A short walk along the trail will lead you pass a concrete canvass; known only to the local Spray Can crews of midnight marauders, there’s rarely more than a piece or two on the wall, but they are always elaborate, gorgeous works, exploding with color and attitude. Every once in awhile the government Gray Paint crews will remember this place, and spend a few weeks dutifully destroying beautiful art before they forget about it again and move on.
Cross the street, continue on the trail. On the far corner of the next block is a small patio with several folding tables. At least once a week, someone from somewhere brings boxes of bread, fruit, and vegetables and leaves them out on the tables for the locals—a lot of elders, a lot of black and brown and yellow skin tones. Even on the in-between days, when the goodies are gone, you’re likely to see a couple of elders trading stories; an older black man mimes the action of an exciting play from a televised basketball game for a middle-aged Latina.

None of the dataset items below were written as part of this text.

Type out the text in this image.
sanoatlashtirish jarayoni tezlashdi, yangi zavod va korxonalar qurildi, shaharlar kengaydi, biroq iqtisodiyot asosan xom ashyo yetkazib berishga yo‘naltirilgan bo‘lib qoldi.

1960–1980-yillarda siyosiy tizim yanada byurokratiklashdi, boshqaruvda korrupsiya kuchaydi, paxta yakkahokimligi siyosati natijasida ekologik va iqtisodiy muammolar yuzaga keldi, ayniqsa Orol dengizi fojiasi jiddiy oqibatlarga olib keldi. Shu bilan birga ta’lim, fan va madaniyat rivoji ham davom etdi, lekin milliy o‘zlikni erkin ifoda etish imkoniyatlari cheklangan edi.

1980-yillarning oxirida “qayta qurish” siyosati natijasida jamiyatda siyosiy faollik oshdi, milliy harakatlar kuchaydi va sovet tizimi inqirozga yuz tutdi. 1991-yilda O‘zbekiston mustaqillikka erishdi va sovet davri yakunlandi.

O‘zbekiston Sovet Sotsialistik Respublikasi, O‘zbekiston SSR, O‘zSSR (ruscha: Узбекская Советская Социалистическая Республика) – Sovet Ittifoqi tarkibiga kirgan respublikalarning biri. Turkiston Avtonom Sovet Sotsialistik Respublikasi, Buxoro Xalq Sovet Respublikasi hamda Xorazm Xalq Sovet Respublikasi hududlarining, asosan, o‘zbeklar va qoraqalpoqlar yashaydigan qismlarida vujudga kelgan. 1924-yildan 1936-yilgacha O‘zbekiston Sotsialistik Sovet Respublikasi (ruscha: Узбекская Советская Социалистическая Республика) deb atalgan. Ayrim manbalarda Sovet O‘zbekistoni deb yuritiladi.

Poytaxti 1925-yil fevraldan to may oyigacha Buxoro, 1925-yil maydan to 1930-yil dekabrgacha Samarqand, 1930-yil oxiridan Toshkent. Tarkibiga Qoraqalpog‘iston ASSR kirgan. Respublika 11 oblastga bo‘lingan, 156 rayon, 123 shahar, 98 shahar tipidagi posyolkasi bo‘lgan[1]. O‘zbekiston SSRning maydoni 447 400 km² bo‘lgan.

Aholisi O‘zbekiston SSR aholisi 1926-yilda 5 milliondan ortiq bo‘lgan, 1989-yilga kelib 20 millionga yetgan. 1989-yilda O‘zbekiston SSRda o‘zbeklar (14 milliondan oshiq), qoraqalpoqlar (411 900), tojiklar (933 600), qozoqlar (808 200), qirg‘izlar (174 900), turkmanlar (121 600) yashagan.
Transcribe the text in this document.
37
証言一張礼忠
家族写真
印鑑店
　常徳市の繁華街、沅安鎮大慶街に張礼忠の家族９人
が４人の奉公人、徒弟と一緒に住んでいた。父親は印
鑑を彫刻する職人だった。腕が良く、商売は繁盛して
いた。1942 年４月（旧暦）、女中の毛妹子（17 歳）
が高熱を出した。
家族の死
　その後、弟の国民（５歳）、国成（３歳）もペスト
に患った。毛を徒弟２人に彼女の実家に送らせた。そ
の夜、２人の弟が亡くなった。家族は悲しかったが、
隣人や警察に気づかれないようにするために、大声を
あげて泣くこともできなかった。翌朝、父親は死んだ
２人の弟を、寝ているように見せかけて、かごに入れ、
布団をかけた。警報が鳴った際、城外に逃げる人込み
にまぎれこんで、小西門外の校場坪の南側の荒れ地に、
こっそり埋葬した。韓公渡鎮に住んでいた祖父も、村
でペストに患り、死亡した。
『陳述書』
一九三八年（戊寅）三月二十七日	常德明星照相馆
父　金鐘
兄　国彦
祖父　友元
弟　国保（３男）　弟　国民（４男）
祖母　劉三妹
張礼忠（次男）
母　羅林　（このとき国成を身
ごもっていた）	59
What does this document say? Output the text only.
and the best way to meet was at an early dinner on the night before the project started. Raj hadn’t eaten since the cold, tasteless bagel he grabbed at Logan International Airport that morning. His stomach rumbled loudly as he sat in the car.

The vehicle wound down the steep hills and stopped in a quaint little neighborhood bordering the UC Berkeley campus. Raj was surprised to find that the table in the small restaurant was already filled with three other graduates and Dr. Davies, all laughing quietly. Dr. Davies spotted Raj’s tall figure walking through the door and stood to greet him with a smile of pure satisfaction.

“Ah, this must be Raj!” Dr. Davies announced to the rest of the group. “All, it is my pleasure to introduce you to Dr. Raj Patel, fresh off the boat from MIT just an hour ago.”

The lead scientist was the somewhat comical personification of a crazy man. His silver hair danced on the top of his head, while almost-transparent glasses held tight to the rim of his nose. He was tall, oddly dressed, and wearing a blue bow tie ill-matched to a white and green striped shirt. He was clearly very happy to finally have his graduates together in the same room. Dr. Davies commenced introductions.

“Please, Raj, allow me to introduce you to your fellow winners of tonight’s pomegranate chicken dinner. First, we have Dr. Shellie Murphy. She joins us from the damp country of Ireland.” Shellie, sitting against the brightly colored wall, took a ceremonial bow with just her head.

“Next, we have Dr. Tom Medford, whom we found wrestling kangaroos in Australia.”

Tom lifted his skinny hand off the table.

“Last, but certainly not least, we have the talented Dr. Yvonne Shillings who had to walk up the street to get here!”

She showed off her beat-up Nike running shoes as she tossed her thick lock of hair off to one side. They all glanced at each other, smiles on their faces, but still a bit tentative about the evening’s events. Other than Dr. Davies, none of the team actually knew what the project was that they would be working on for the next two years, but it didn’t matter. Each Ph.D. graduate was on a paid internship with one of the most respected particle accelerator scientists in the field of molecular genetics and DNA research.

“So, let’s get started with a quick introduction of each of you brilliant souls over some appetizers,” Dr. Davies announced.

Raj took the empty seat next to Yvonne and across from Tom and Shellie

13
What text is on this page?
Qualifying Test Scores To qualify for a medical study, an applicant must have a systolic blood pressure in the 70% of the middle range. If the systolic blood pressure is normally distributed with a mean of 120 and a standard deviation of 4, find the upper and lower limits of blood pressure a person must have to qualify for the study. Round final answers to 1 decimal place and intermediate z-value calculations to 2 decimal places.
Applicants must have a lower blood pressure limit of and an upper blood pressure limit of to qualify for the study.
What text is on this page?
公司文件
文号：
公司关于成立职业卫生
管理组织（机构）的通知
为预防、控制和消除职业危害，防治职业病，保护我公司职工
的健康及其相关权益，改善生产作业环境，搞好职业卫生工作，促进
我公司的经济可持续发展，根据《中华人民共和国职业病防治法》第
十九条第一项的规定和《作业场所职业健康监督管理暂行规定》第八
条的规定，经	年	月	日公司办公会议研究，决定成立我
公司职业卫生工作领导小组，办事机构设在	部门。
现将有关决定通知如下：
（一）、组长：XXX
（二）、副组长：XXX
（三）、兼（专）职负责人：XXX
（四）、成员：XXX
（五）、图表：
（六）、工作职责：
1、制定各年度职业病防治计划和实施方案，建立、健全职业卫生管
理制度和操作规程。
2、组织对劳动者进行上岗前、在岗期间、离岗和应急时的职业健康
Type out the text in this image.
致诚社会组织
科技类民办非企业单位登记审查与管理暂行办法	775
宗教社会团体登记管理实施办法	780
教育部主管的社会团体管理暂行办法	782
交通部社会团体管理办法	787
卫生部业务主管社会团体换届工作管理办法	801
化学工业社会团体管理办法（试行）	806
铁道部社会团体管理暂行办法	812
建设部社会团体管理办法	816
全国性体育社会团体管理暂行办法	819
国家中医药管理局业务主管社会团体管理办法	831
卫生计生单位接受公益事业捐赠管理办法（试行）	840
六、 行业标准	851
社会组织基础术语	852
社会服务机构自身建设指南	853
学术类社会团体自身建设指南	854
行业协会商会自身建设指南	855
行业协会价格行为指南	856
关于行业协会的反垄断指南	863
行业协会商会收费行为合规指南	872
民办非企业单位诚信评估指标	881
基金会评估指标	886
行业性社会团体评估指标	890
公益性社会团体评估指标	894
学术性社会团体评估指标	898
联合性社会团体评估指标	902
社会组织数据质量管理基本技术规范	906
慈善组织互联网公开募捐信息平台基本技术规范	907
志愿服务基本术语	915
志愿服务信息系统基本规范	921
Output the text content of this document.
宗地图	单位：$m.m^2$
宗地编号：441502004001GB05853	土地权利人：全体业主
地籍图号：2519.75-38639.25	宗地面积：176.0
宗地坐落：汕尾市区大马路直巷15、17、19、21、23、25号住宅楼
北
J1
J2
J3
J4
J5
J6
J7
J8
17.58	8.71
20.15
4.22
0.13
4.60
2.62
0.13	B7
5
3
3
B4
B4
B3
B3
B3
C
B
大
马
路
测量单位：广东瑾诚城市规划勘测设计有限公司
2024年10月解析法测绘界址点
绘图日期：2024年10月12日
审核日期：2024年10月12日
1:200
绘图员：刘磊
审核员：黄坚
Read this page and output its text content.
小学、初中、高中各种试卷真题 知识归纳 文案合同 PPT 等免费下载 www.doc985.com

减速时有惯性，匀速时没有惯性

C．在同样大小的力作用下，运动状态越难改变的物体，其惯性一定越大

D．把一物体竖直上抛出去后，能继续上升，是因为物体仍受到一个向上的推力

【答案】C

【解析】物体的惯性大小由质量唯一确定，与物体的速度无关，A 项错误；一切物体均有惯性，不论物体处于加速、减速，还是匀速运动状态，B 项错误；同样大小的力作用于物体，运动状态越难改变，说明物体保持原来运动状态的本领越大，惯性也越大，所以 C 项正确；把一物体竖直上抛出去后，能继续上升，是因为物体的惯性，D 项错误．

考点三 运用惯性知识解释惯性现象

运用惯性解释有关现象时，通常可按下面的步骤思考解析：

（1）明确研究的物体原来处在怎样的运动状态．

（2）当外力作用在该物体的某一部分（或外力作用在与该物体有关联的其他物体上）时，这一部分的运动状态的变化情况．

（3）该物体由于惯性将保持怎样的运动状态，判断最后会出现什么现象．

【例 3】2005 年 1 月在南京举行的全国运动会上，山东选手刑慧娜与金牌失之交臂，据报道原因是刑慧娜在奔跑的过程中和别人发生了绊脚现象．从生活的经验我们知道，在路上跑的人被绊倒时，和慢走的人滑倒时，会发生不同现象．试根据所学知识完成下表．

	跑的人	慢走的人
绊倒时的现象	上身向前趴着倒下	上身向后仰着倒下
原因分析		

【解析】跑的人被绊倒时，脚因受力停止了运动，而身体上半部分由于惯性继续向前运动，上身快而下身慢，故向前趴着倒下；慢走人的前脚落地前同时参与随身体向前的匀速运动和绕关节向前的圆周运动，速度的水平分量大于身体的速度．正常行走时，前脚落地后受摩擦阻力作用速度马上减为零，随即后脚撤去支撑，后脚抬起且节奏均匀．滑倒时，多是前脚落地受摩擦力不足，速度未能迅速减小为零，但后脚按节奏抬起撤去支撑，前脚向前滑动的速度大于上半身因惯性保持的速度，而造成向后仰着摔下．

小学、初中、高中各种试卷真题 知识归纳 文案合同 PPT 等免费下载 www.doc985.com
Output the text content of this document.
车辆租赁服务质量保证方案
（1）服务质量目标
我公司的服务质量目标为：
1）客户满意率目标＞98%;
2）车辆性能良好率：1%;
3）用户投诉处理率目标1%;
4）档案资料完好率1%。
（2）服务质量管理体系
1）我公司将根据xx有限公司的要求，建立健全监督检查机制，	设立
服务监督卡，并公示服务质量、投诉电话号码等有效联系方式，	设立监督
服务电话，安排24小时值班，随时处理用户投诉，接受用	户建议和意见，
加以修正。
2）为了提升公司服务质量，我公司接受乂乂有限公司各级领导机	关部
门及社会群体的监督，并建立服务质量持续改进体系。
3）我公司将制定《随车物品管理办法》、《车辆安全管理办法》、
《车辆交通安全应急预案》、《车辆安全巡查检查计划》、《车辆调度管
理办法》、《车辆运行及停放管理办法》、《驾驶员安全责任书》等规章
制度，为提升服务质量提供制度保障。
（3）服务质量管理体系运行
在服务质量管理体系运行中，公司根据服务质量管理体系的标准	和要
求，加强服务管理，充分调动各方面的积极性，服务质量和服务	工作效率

Cross the street again and enter the Cherry Blossom Tunnel, the length of a two whole blocks where the trail is bordered by cherry trees. In summer the blossoms have long since fallen, but the arcing branches still block out the stun and the sky wires with their maroon leaves. Don’t trip over empty pint bottles of cognac, brandy, and vodka. Dodge the paper shopping bags full of trash, don’t step in abandoned dog shit. A few cats are nibbling at a pile of kibble. They too look on strangers with suspicion. Nobody wants trouble.
Nearly to the end of that second block of Cherry Blossom Tunnel, you’ll come to the temple; a nearly symmetrical circle of eight redwood trees near the edge of the creek. There is a proper way to enter this circle, much like the sycamore grove of Twin Peaks; I know because the Good Folk, the spirits, the gods, the djinn told me, in voices of synchronicity and bird-feather signs. A temple suitable for bodhisattvas, where the King of the Apes comes pray in movement to Guanyin, to heal his sicknesses by running through Taoist exercise routines—Stretch Sinews, Open Bones; Ten Great Heavenly Stems; the choreography and freestyle play of Form-Intention Fist, Eight Trigram Palm, and Supreme Pole Fist.
Then it’s back home, back through the tunnel, cut over to the main artery, past the autobody shop and the liquor store. In need of an old stained mattress, some new used furniture, or possible a busted stereo receiver? It’s an open air flea market here, and no money is required; the only price you pay is your freedom.